A metal-free electrocatalyst for carbon dioxide reduction to multi-carbon hydrocarbons and oxygenates

Abstract

Electroreduction of carbon dioxide into higher-energy liquid fuels and chemicals is a promising but challenging renewable energy conversion technology. Among the electrocatalysts screened so far for carbon dioxide reduction, which includes metals, alloys, organometallics, layered materials and carbon nanostructures, only copper exhibits selectivity towards formation of hydrocarbons and multi-carbon oxygenates at fairly high efficiencies, whereas most others favour production of carbon monoxide or formate. Here we report that nanometre-size N-doped graphene quantum dots (NGQDs) catalyse the electrochemical reduction of carbon dioxide into multi-carbon hydrocarbons and oxygenates at high Faradaic efficiencies, high current densities and low overpotentials. The NGQDs show a high total Faradaic efficiency of carbon dioxide reduction of up to 90%, with selectivity for ethylene and ethanol conversions reaching 45%. The C2 and C3 product distribution and production rate for NGQD-catalysed carbon dioxide reduction is comparable to those obtained with copper nanoparticle-based electrocatalysts.

Figure 1. Nanostructure and specific nitrogen dopant configurations of NGQDs.

(a) Low-magnification TEM image of NGQDs.

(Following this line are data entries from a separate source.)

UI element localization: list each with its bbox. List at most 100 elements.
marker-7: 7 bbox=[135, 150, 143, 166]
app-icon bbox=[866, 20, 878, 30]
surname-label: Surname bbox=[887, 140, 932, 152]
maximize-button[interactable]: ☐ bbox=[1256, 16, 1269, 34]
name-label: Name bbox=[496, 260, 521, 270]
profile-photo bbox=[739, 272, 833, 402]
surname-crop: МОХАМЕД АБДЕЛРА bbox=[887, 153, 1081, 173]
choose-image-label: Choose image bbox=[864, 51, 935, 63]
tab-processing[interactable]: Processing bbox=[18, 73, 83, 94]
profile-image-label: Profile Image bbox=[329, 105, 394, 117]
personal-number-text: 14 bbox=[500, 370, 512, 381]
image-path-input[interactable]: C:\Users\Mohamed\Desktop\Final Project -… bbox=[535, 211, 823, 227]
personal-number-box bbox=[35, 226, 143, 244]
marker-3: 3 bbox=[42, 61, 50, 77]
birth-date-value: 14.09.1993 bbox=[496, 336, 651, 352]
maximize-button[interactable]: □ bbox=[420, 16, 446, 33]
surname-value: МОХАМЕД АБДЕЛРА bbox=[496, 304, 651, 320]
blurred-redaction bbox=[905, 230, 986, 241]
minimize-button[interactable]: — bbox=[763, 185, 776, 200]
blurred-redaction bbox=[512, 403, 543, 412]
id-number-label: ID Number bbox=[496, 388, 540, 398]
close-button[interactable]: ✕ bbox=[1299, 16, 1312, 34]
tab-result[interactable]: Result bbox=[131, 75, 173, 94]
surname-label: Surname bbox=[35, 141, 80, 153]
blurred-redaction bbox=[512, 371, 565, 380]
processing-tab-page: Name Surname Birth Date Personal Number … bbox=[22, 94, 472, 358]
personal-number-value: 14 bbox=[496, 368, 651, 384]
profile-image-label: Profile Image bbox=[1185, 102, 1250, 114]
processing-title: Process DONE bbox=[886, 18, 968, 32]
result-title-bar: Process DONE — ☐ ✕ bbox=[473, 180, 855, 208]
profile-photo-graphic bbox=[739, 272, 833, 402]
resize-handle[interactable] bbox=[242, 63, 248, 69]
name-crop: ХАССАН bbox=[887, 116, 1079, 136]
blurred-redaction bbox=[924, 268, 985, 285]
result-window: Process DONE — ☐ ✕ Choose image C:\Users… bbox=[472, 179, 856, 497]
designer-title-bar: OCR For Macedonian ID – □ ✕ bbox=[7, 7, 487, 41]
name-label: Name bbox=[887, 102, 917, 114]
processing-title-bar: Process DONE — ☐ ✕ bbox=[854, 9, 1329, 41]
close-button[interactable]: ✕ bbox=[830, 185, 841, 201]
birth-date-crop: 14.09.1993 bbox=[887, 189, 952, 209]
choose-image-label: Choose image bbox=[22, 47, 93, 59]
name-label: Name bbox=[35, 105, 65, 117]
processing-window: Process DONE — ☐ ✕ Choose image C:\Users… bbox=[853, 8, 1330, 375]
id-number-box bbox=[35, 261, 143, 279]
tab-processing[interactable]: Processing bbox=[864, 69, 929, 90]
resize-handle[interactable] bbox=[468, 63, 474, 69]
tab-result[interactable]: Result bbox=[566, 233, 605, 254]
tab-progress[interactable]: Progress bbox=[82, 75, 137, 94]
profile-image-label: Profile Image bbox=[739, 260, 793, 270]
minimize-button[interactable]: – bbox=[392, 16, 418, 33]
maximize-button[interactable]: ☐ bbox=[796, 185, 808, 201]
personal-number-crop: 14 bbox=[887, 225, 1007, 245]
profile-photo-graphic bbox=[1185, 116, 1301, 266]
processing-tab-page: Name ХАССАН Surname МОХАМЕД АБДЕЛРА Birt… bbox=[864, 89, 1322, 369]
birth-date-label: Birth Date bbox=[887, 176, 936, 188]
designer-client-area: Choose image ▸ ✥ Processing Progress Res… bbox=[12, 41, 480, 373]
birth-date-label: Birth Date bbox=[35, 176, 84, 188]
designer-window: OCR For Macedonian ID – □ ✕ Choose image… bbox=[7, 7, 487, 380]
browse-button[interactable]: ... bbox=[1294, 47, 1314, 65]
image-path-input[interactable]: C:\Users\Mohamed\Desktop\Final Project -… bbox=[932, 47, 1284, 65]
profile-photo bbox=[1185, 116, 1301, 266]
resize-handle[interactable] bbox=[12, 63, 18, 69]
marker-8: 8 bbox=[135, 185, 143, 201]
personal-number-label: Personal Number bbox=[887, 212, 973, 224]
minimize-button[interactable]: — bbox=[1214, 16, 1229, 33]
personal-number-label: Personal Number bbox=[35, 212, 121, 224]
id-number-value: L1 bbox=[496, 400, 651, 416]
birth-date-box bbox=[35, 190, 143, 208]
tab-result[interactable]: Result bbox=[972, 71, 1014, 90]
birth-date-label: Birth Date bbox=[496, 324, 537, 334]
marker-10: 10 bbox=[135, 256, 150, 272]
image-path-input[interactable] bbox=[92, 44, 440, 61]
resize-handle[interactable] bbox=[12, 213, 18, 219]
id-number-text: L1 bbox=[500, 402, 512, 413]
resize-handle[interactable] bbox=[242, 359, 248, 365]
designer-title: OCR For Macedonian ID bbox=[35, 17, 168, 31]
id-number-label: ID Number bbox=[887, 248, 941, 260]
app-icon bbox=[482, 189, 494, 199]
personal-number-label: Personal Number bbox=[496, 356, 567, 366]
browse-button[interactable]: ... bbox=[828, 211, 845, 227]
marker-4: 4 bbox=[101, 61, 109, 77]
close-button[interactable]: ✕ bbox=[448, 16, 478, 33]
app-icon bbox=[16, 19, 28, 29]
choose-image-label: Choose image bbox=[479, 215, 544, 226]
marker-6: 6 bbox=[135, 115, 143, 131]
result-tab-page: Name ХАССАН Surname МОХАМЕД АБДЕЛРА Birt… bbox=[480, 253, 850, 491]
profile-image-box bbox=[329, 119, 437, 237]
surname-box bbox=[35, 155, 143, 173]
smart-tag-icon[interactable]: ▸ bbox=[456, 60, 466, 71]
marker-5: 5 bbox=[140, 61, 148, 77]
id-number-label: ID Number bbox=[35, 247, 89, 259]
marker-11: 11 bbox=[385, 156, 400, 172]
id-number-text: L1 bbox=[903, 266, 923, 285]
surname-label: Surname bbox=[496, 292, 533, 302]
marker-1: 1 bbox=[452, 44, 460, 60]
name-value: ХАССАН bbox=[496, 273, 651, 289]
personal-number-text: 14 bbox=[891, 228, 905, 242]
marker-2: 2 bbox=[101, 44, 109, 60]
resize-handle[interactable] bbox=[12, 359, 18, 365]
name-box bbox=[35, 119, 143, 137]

Scale bar, 50 nm. (b) High-magnification TEM image of NGQDs. Scale bar, 2 nm. Inset shows a single NGQD containing zigzag edges as circled. The yellow line outlines the zigzag edge. Scale bar in inset, 1 nm. (c) Raman spectrum of NGQDs as compared with that of pristine GQDs. (d) High-resolution N 1s spectrum for NGQDs, deconvoluted into three sub-peaks representing pyridinic, pyrrolic and graphitic N. The value in parentheses is the corresponding N atomic concentration calculated based on N/(N+C). The inset is a schematic demonstrating zigzag edges and the N-bonding configuration with respect to pyridinic (black), pyrrolic (blue) and graphitic (pink) N. In comparison, the N 1s peak does not appear in GQDs sample.

Figure 2. Electrocatalytic activity of carbon nanostructures towards CO₂ reduction.

(a) FEs of carbon monoxide (CO), methane (CH₄), ethylene (C₂H₄), formate (HCOO⁻), ethanol (EtOH), acetate (AcO⁻) and n-propanol (n-PrOH) at various applied cathodic potential for NGQDs. (b) FE of CO₂ reduction products for pristine GQDs. (c) Selectivity to CO₂ reduction products for NRGOs. (d) Tafel plots of partial current density of CO₂ reduction versus applied cathodic potential for three nanostructured carbon catalysts. The error bar represents the s.d. of three separate measurements for an electrode.

Figure 3. Partial current densities as a function of cathode potential for various products from electrochemical CO₂ reduction.

(a) When using NGQDs as cathode catalyst. (b) When using GQDs as cathode catalyst.